Slowjansk fünf Jahre nach der Befreiung
Am 5. Juli 2014 wurde die ostukrainische 114.000-Einwohner-Stadt Slowjansk von den prorussischen Separatisten befreit. Der Krieg hat die Stadt und seine Bewohner verändert. Und wenn man Tanzlehrer Oleksiy Ovchynnykov fragt: zum Guten. Eine Reportage von Daniela Prugger.
Schleifend ziehen die Tänzer ihre Schuhspitzen über den polierten Boden, dann wiegen sie die Hüften und drehen sich vor den großen Spiegeln. Die Lampen tauchen den Raum in ein warmes Gelb, an einer Wand steht in grünen Buchstaben „Dance“, auf einer kleinen Bühne liegen Smartphones. Aus den Boxen dröhnt ein HipHop-Song und Oleksiy Ovchynnykov, ein sportlicher 40-Jähriger in Jogginghose, zählt auf Russisch den Takt.
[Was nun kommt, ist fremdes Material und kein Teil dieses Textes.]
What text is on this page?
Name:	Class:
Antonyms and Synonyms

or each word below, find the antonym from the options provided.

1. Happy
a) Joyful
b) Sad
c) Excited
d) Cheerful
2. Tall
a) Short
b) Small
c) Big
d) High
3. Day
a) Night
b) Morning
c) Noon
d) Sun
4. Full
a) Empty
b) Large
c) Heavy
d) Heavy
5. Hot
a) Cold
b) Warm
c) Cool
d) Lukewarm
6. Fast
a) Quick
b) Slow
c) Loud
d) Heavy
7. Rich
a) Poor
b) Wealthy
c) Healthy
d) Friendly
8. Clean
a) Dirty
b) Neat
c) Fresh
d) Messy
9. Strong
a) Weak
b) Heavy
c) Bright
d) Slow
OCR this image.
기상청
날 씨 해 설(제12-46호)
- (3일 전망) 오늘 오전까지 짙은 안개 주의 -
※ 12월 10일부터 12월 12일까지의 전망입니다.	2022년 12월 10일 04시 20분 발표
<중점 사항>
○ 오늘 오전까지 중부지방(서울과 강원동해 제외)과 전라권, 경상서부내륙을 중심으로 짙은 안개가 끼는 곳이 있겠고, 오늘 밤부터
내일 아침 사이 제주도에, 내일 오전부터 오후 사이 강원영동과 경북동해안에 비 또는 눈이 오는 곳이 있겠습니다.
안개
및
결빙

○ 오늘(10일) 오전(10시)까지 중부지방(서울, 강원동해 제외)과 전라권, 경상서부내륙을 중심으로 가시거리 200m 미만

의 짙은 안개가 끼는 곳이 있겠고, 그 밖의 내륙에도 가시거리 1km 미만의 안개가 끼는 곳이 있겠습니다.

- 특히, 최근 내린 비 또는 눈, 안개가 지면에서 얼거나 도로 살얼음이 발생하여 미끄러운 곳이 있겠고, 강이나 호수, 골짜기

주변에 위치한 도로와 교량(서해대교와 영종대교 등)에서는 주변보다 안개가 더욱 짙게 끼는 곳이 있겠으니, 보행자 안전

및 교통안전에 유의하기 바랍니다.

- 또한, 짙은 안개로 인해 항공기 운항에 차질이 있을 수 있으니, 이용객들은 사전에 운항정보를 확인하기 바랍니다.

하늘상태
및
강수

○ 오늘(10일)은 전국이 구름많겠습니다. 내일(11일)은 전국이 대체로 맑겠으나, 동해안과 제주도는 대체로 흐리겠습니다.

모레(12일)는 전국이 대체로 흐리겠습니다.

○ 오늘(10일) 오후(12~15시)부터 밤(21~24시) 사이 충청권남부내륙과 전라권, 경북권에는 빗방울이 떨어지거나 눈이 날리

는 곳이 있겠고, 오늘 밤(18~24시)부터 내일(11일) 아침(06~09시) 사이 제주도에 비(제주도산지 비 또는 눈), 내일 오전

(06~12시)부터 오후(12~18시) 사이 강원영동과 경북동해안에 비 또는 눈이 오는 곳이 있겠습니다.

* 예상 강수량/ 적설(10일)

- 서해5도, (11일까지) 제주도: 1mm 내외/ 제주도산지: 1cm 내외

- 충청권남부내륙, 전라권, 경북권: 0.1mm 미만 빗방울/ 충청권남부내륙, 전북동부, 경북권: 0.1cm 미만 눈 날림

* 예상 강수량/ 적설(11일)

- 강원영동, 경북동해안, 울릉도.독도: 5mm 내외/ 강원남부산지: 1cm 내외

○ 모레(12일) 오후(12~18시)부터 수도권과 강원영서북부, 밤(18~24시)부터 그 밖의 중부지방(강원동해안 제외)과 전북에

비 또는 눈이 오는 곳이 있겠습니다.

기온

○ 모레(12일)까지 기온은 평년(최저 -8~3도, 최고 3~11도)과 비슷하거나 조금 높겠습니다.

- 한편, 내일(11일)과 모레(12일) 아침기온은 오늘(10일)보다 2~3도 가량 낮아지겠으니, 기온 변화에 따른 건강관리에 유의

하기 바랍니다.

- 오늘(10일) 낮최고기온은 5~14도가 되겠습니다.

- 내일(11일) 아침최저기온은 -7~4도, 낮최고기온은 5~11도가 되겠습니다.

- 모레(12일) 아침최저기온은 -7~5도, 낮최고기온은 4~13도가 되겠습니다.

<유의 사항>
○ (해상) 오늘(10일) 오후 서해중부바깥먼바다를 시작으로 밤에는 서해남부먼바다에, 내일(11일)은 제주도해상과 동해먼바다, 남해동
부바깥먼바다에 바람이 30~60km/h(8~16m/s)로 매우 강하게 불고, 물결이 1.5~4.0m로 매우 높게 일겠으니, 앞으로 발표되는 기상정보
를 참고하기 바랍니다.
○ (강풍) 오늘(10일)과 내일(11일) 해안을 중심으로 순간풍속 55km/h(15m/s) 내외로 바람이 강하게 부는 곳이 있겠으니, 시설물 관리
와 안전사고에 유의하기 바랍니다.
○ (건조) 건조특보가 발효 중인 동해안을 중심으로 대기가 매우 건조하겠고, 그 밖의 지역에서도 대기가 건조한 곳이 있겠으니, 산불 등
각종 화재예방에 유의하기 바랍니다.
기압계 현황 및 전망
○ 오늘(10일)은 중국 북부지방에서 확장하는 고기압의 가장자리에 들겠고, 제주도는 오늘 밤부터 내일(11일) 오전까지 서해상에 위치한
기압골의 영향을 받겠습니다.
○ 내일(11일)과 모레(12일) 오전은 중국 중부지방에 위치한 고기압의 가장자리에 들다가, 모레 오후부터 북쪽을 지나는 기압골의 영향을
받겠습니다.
Er läuft an den Mädchen vorbei, die Absätze und kurze schwarze Kleider tragen und korrigiert ihre Haltung. Für einen Jungen in T‑Shirt und Stoffhose wiederholt er den Schlenker mit dem Bein.
Neunzehn Schüler zwischen zwölf und achtzehn Jahren trainiert Ovchynnykov drei Stunden täglich. Er ist der Leiter der Tanzschule Grazia in der ostukrainischen Stadt Slowjansk. 60 Kilometer von hier entfernt führt die Ukraine Krieg gegen prorussische Separatisten. Ein Krieg, in dem den Vereinten Nationen bereits mehr als 13.000 Menschen gestorben und 30.000 wurden verletzt wurde. 1,5 Millionen flohen in die restlichen Gebiete des Landes.
„Wir tanzen trotzdem weiter“, sagt Ovchynnykov.
Daran, dass der Krieg vor fünf Jahren in Slowjansk ausbrach, erinnern heute nur einige zerstörte Häuser außerhalb der Stadt. Im Zentrum haben kleine Cafés, Friseur- und Kosmetikläden neu eröffnet, davor parken Autos, ältere Modelle, viele Ladas. Auf dem Hauptplatz führt ein Mann ein Pony an staunenden Kindern vorbei, gleich daneben sitzen, rauchen und skaten an sonnigen Tagen die Teenager. Die Lenin-Statue steht nicht mehr, nur der Sockel ist geblieben, daneben wehen die blau-gelben Flaggen der Ukraine. Und an einer alten baufälligen Häuserwand neben dem Platz steht das russische Wort „мир“. Es bedeutet sowohl „Welt“ als auch „Frieden“.
„Krieg ist surreal“, sagt Ovchynnykov, „ich kann noch immer nicht glauben, dass das alles passiert ist.“ Er deutet den Tänzern Paare zu bilden. Die jüngeren Mädchen streichen ihre Haarsträhnen schüchtern hinters Ohr, während die Jungs starr an ihnen vorbeiblicken. Sie machen schnelle Schritte. Salsa, Rumba, Chachacha. „Ballroom Dance“ nennt sich dieser Sport.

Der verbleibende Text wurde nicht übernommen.